Alors on a vu arriver en Scandinavie un nouvel opérateur issu d’une compagnie régionale : Norwegian, créé à partir d’un transporteur régional, Norwegian Air Shuttle. Le nouvel arrivant avait des ambitions considérables car il voulait non seulement devenir un acteur majeur européen mais également un des importants opérateurs long courrier, qui plus est à bas coûts avec une flotte moderne de Boeings 787 entièrement pris en leasing. L’affaire a tourné court après avoir entrainé de considérables dégâts dans les compagnies aériennes long-courriers. Mais il se trouve que les mêmes acteurs ont repris du service en replaçant sur les mêmes bases une autre compagnie Norse Atlantic Airways. Si on ajoute l’arrivée de Wizzair, un autre « low cost », hongrois celui-là, mais que les terres scandinaves aimantent, tous les ingrédients sont réunis pour mettre en très sérieuse difficulté la compagnie historique.

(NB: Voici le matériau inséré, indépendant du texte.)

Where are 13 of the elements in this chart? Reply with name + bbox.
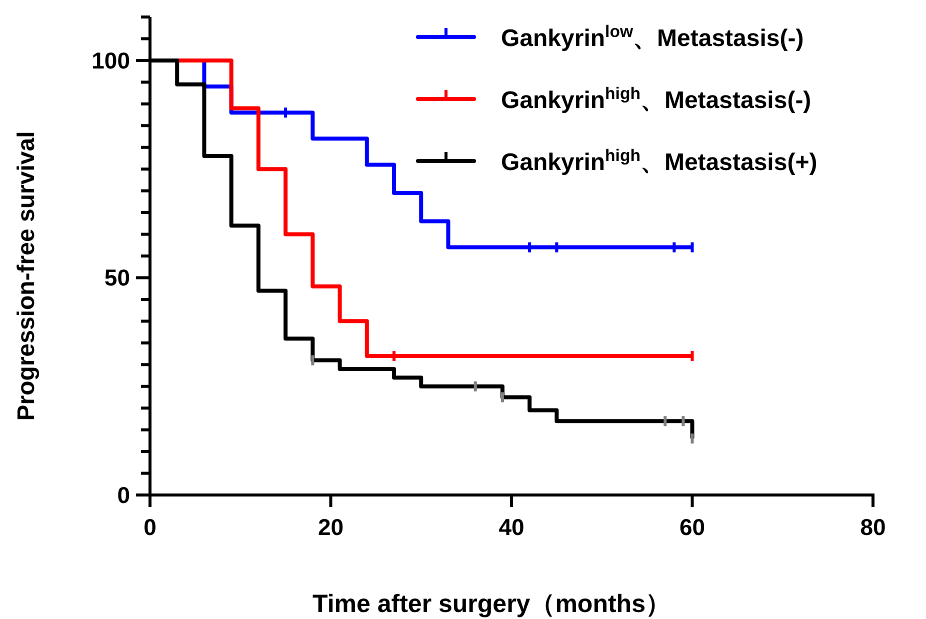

Et ce qui devait arriver arriva. SAS, le transporteur mythique scandinave a été conduit à se mettre sous la protection du « Chapter 11 » américain, plus flexible que la procédure de dépôt de bilan européen, afin de se restructurer en profondeur. Cela ne sera pas facile. Les pilotes ont commencé par déposer un préavis de grève en réponse à la décision de la direction de diminuer leur salaire de 30%. Voilà qui n’arrangera pas les affaires de la compagnie qui semble s’enfoncer dans une spirale un peu infernale, ni d’ailleurs celles des pilotes.
Après l’agonie d’Alitalia il serait très regrettable de voir SAS ne pas réussir son redressement. Mais cela ne pourra se faire que si le transport aérien retrouve les voies du bon sens, en arrêtant la course aux volumes de passagers pour revenir à des tarifs enfin raisonnables.